12 thoughts on “Nutrition Guidelines”

  1. So, am I the only one who remembers back about fifteen or twenty years ago when one or another government bureaucracy redefined obesity, making millions of people obese with the wave of a pen? Many of us at the time were saying that this “adjustment” would be forgotten over time and they would use the resulting figures to “prove” there was a growing epidemic of obesity.

    I guess that’s what happened.

    1. John.
      I do remember that. It coincided with the AMA / insurance industry changing the lowest number for ‘potential’ high blood pressure.

      I had a physical back then and at the end of it, my doctor LITERALLY said to me, “…if you’d had these same numbers 3 months ago, any doctor in America would have said you were perfectly healthy. But now, I think you need to start a low dose of blood pressure medication…”.

      It’s insanity.

  2. arguing that obesity would be much worse had the guidelines not been in place.

    Expect to see a lot of arguments like this about Obamacare over the next few years.

    The Post reports that the “government’s long-standing guidance about nutritional basics such as fat, salt and cholesterol have been undermined by recent research.”

    Government should get out of the telling people what to eat business as it is none of their business. At least the climate flagellants weren’t able to impose their religion on the guidelines.

    1. Sure there were Wodun.

      The key surface temperature measuring sticks carry the imprimatur of NOAA/NASA and don’t reach “vaguely satisfactory” from the standpoint of measuring the actual average temperature of, say, the volume described by the first two meters of non-solid, non-liquid material enveloping the planet. The error bars are recognized as measures of internal consistency – not the needed true instrumental error. And precisely the very thing sought – climate shifts – would cause inhomogeneities … which the ‘homogenizing process’ appears to conveniently bury.

      1. The tampering with the surface temperatures is clearly evident in comparing NH and SH temperatures

        http://woodfortrees.org/plot/hadcrut4nh/plot/hadcrut4sh/plot/rss/plot/uah

        SH agrees with satellite temps. For over 100 years, surface SH and NH are in lock step. Then, suddenly, they started infilling the North pole, and recalibrating the higher accuracy buoys with crappy bucket data and, Vroom!, off the NH went.

        It is such a farce. We are watching the Emperor strut around starkers, and nobody dares point out that he is naked.

  3. Prediction is hard, even about the past. This kind of thing happens all the time. I remember when the Stimulus Bill was being crafted, all 700 billion dollars worth, that Greg Mankiw issued a challenge: Can anyone step forward and offer a set of benchmarks that will determine whether this stimulus has been a tremendous success or a complete failure? How will we know if it helped unemployment, or there was just natural recovery from a dip? If unemployment stays high, how will we know if it would have been worse without the stimulus? etc.
    As far as I know, no one responded, and everyone knew that no one could. Afterwards, there have been all sorts of claims, and some real attempts to figure it out by comparing various countries with different policies and their outcomes, but the issue remains completely unsettled.

    1. Quite a few people measure the success of a government program by the amount of money spent, not the results. Spending money buys votes and enriches cronies. That’s the only metrics they care about. Measuring the actual success of a program is mean-spirited. It’s the feelings (and the money) that count.

  4. Does anyone here recall when the government spending money to both discourage, and encourage, the consumption of cheese? As I recall, the FDA had cheese on the list of things to eat less of (and was spending our money to promote this agenda) while the department of agriculture was busily spending our money to subsidize cheese at places like Dominoes, to encourage more consumption of cheese.

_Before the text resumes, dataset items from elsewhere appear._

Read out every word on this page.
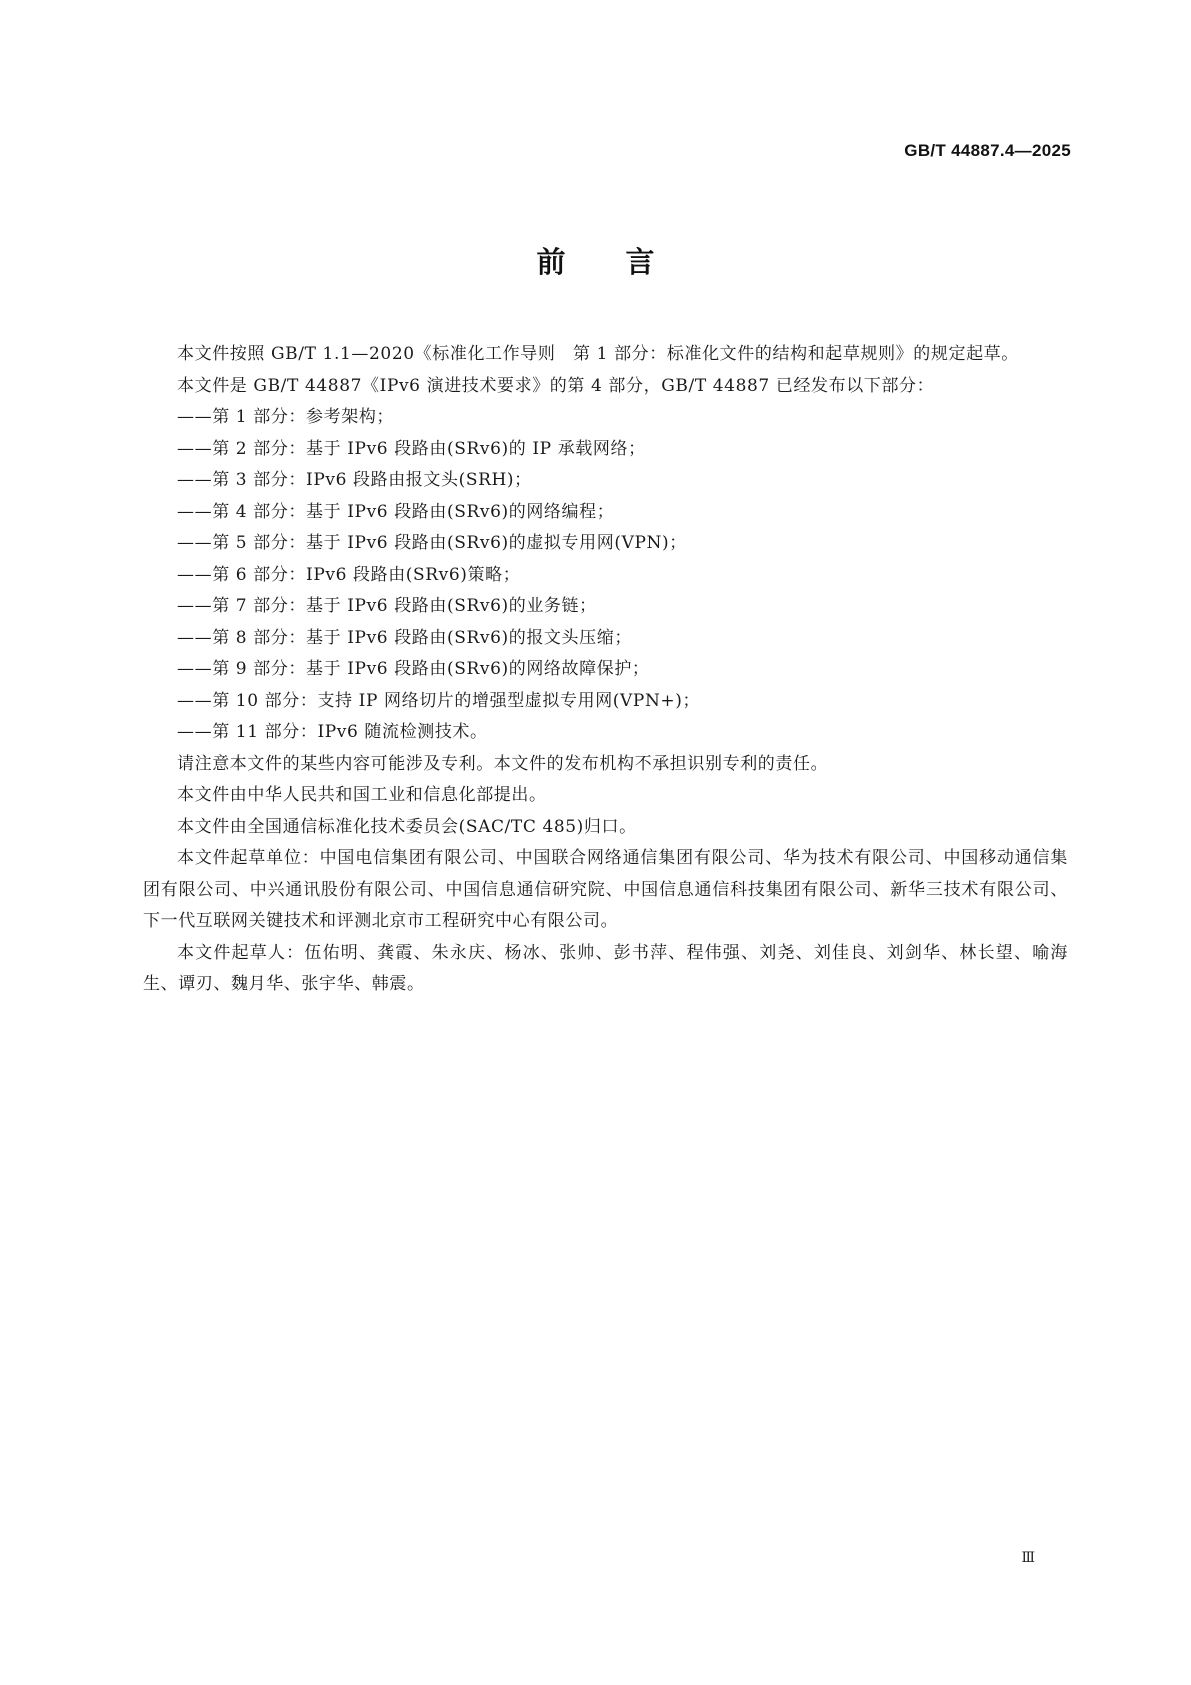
GB/T 44887.4—2025
前言

本文件按照 GB/T 1.1—2020《标准化工作导则　第 1 部分：标准化文件的结构和起草规则》的规定起草。

本文件是 GB/T 44887《IPv6 演进技术要求》的第 4 部分，GB/T 44887 已经发布以下部分：

——第 1 部分：参考架构；

——第 2 部分：基于 IPv6 段路由(SRv6)的 IP 承载网络；

——第 3 部分：IPv6 段路由报文头(SRH)；

——第 4 部分：基于 IPv6 段路由(SRv6)的网络编程；

——第 5 部分：基于 IPv6 段路由(SRv6)的虚拟专用网(VPN)；

——第 6 部分：IPv6 段路由(SRv6)策略；

——第 7 部分：基于 IPv6 段路由(SRv6)的业务链；

——第 8 部分：基于 IPv6 段路由(SRv6)的报文头压缩；

——第 9 部分：基于 IPv6 段路由(SRv6)的网络故障保护；

——第 10 部分：支持 IP 网络切片的增强型虚拟专用网(VPN+)；

——第 11 部分：IPv6 随流检测技术。

请注意本文件的某些内容可能涉及专利。本文件的发布机构不承担识别专利的责任。

本文件由中华人民共和国工业和信息化部提出。

本文件由全国通信标准化技术委员会(SAC/TC 485)归口。

本文件起草单位：中国电信集团有限公司、中国联合网络通信集团有限公司、华为技术有限公司、中国移动通信集团有限公司、中兴通讯股份有限公司、中国信息通信研究院、中国信息通信科技集团有限公司、新华三技术有限公司、下一代互联网关键技术和评测北京市工程研究中心有限公司。

本文件起草人：伍佑明、龚霞、朱永庆、杨冰、张帅、彭书萍、程伟强、刘尧、刘佳良、刘剑华、林长望、喻海生、谭刃、魏月华、张宇华、韩震。

Ⅲ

    I believe these two policies are still in effect. Therefor, to comply with government guidelines that we are paying to publicize and subsidize, we should eat both more, and less, cheese.

    1. Last I checked the federal government is still paying to raise the supply of tobacco and decrease demand for it. And, of course, to treat tobacco-related illnesses.

      1. Ah. So we can add tobacco to the list of things (which include cheese and butter) that the Feds are paying to get us to use both more, and less, of. And come to think of it, sugar is on that list as well.

        Perhaps we need a new federal program to create and run an ad campaign explaining how to follow the other federal programs asking us to consume both more, and less, of these things?